Les employeurs ont de plus en plus recours aux algorithmes pour gérer les ressources humaines, augmenter la productivité, voire surveiller le personnel. Selon une enquête de l’Université de Saint-Gall menée en 2020 auprès de 159 grandes entreprises suisses, 39% d’entre elles utilisaient des systèmes de décision automatisée (Automated Decision-Making, ADM pour son acronyme anglais) pour le recrutement et 47% des outils de gestion de performance. Cette étude date d’il y a trois ans, on imagine que, depuis, avec l’arrivée de ChatGPT et d’autres logiciels d’intelligence artificielle (IA), le phénomène n’a pu que s’accentuer. Ce qui n’est pas sans poser un certain nombre de problèmes. Les systèmes d’ADM sont ainsi utilisés pour effectuer un tri des CV et des discriminations ne peuvent être exclues. Un logiciel de recrutement développé par Amazon en 2018 préférait ainsi embaucher des hommes plutôt que des femmes… Se faire licencier par l’IA n’est déjà plus de la science-fiction. Mal notés par les algorithmes, des employés de plateformes telles qu’Uber peuvent être exclus des applications. Dans les bureaux, les outils de gestion de performance et d’analyse du temps peuvent enregistrer le temps passé à son poste de travail, le nombre de caractères tapés sur le clavier ou de courriels envoyés. Même des logiciels de communication anodins peuvent être utilisés pour espionner le personnel. Outre la fourniture d’analyses, les algorithmes peuvent assigner des tâches de travail ou planifier des itinéraires sans, évidemment, pouvoir tenir compte de toutes les conditions et des imprévus. Avec comme corollaire une hausse des cadences, des heures supplémentaires, du stress et de la fatigue.

Flagrantes lacunes

Face à cette situation, l’ONG AlgorithmWatch/CH et Syndicom, le syndicat des médias et de la communication, ont commandé un avis de droit à deux chercheuses de l’Institut de recherche sur le travail et l’emploi de l’Université de Saint-Gall. Il révèle de flagrantes lacunes tant dans le cadre légal, qui ne protège pas efficacement les salariés, que dans son application.

Le recours aux algorithmes peut avoir, on l’a dit, des conséquences sur la santé. La Loi sur la participation prévoit bien que les employés aient le droit de s’impliquer en matière de numérisation au travail lorsque celle-ci établit un lien avec la santé, mais les employeurs n’associent pas de manière suffisante le personnel à la planification de ces systèmes. Ils ne communiquent pas de façon adéquate les informations concernant les systèmes algorithmiques utilisés ou planifiés dans l’entreprise et l’attribution des responsabilités fait souvent défaut.

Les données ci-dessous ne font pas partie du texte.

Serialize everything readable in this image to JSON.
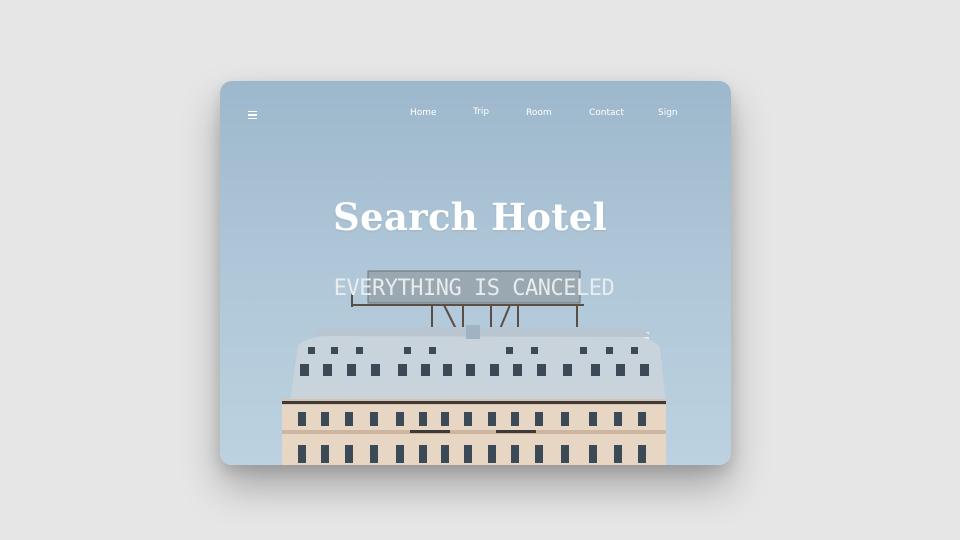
{
  "nav": {
    "menu_icon": "hamburger-menu-icon",
    "links": [
      {
        "label": "Home"
      },
      {
        "label": "Trip"
      },
      {
        "label": "Room"
      },
      {
        "label": "Contact"
      },
      {
        "label": "Sign"
      }
    ]
  },
  "hero": {
    "title": "Search Hotel",
    "billboard_text": "EVERYTHING IS CANCELED"
  },
  "colors": {
    "page_background": "#e6e6e6",
    "sky": "#aec6d7",
    "building": "#e8d6c4",
    "roof": "#c9d3dc",
    "text": "#ffffff"
  }
}
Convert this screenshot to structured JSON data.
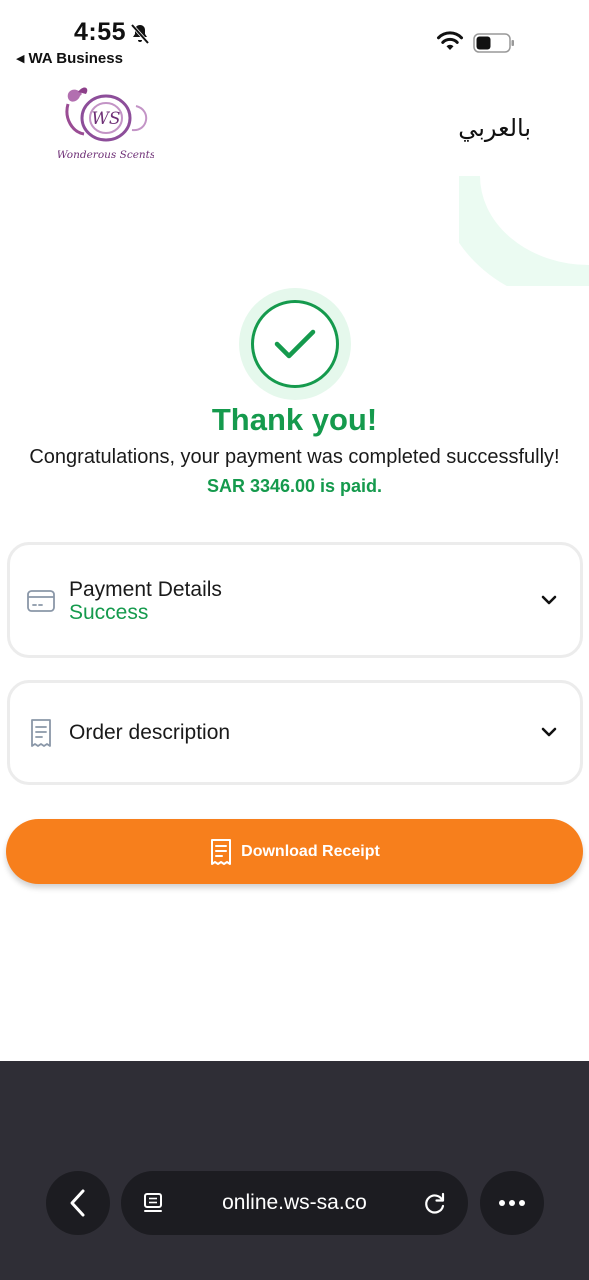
{
  "status_bar": {
    "time": "4:55",
    "back_app": "WA Business"
  },
  "header": {
    "logo_text": "Wonderous Scents",
    "logo_monogram": "WS",
    "lang_toggle": "بالعربي"
  },
  "success": {
    "title": "Thank you!",
    "message": "Congratulations, your payment was completed successfully!",
    "amount_paid": "SAR 3346.00 is paid."
  },
  "payment_card": {
    "title": "Payment Details",
    "status": "Success"
  },
  "order_card": {
    "title": "Order description"
  },
  "download": {
    "label": "Download Receipt"
  },
  "browser": {
    "url": "online.ws-sa.co"
  },
  "colors": {
    "success_green": "#159a4d",
    "accent_orange": "#f77f1c",
    "browser_bg": "#2f2e36"
  }
}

Les salariés doivent avoir leur mot à dire

Syndicom et AlgorithmWatch revendiquent un renforcement du droit à l’information et de la Loi sur la participation avec l’instauration de sanctions permettant de mieux protéger les employés. Le personnel doit pouvoir faire appel à des spécialistes externes dans le processus de participation. Un droit d’action collectif doit garantir aux employés et aux représentations de pouvoir s’engager pour défendre leurs droits collectivement. Enfin, les dispositions relatives à la protection de la santé doivent être précisées et si nécessaire étendues. «Pour que l’utilisation des systèmes algorithmiques soit juste, durable et judicieuse, il est essentiel que les employés et les employeurs conçoivent ensemble les changements technologiques au travail. Une condition importante pour y parvenir est que les salariés puissent avoir leur mot à dire, participer aux discussions et s’impliquer», souligne Bettina Dürr, chargée de politique et de recherche chez AlgorithmWatch.

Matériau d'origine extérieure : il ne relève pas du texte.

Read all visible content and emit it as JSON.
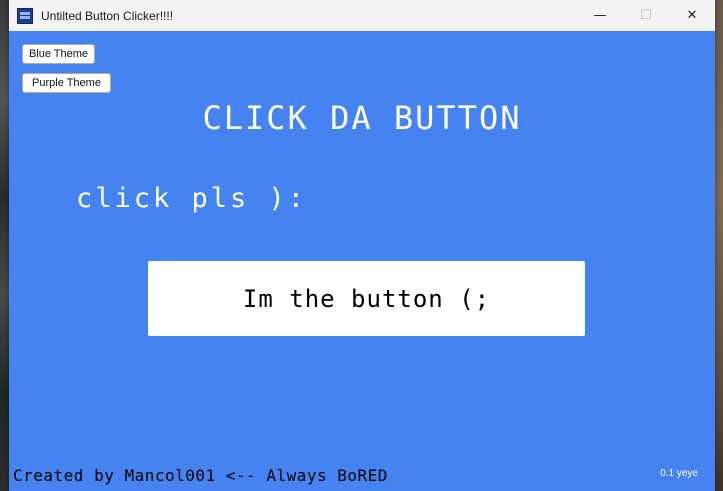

La mise en œuvre de ces propositions constituerait un premier pas important, selon les deux organisations, qui appellent les politiques à agir. Syndicom invite le Conseil fédéral à associer étroitement les syndicats et les associations patronales à la préparation d’un projet de loi. La conseillère nationale Barbara Gysi (PS/SG) devrait déposer une motion sur ce thème durant la session d’hiver.